Figure 2.72 – SAD for rider login data

We also have a casualty model in Figure 2.73 for the rider metric data:

Figure 2.73 – SAD for rider metric data

Add countermeasures

We can see in the previous two figures that our causality diagram has identified two security countermeasures: the use of credentials for Bluetooth connections and the addition of encryption for message data.

Review the security posture

In this step, we review our security posture. The security posture is the set of assets, asset contexts, vulnerabilities, and countermeasures. In this case, the assets are the rider login data and the rider metrics data. The login data includes the username and password. The metrics data includes all the metrics gathered, including speed, distance, elapsed time, date and time of workout, power, cadence, and heart rate.

There are two asset contexts: the system itself and the phone hosting the app. The latter context is out of the system's scope and we have limited ability to influence its security, but we can require the use of the protections it provides. Notably, this includes Bluetooth credentials and the encryption of data during transmission. Other use cases may allow us better control over the security measures in this asset context. For example, the Configure System use case uses a configuration app of our own design that we can ensure stores data internally in encrypted form; we have no such control over the third-party training apps.

We have identified three vulnerabilities. During login, the system can be compromised either by network or app impersonation. By pretending to be a trusted conduit or trusted actor, an adversary can steal login information. We address these concerns with two explicit countermeasures: message encryption and the use of credentials. Security could be further enhanced by requiring multi-factor authentication, but that was not considered necessary in this case. During rides, the system transmits metric data to the app for storage, display, and virtual simulation. An adversary could monitor such communications and steal that data. This is addressed by encrypting messages between the system and the app.

Add security requirements

The security requirements are simply statements requiring the countermeasure design and implementation.

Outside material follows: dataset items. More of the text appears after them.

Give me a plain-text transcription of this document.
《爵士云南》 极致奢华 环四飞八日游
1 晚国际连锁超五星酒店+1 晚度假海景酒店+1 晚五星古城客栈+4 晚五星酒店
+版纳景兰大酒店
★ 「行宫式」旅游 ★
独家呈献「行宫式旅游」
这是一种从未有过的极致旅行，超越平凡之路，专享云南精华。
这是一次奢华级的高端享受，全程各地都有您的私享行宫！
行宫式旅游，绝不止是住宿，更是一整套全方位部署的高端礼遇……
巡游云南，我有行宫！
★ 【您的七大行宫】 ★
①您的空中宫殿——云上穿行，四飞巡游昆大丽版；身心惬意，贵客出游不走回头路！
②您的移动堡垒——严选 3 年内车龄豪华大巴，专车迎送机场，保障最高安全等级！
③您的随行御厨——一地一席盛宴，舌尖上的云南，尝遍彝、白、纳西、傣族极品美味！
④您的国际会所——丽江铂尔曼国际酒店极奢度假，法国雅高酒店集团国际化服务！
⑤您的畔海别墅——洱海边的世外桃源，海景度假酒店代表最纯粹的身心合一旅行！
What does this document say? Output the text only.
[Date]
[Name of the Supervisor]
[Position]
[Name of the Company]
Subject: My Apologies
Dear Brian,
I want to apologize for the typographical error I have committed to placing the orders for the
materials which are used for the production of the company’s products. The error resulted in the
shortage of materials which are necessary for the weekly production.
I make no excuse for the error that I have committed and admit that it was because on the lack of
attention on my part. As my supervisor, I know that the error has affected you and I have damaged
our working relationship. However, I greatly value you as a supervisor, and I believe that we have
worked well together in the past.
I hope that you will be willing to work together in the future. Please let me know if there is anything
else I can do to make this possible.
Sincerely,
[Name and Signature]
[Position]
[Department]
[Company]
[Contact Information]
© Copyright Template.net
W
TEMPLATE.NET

In this case, there are only two such requirements:

• The system shall require the use of a Bluetooth credentials agreement between the system and the app to permit message traffic.
• The system shall encrypt all traffic between itself and the app with at least 128-bit encryption.

Add trace links

The new requirements trace to the Measure Performance Metrics use case. Further, trace links are added from the countermeasures to the requirements, linking our analysis to the requirements.

Perform a use case and requirements review

We can now review the use case, functional analysis, and dependability analyses for completeness, accuracy, and correctness.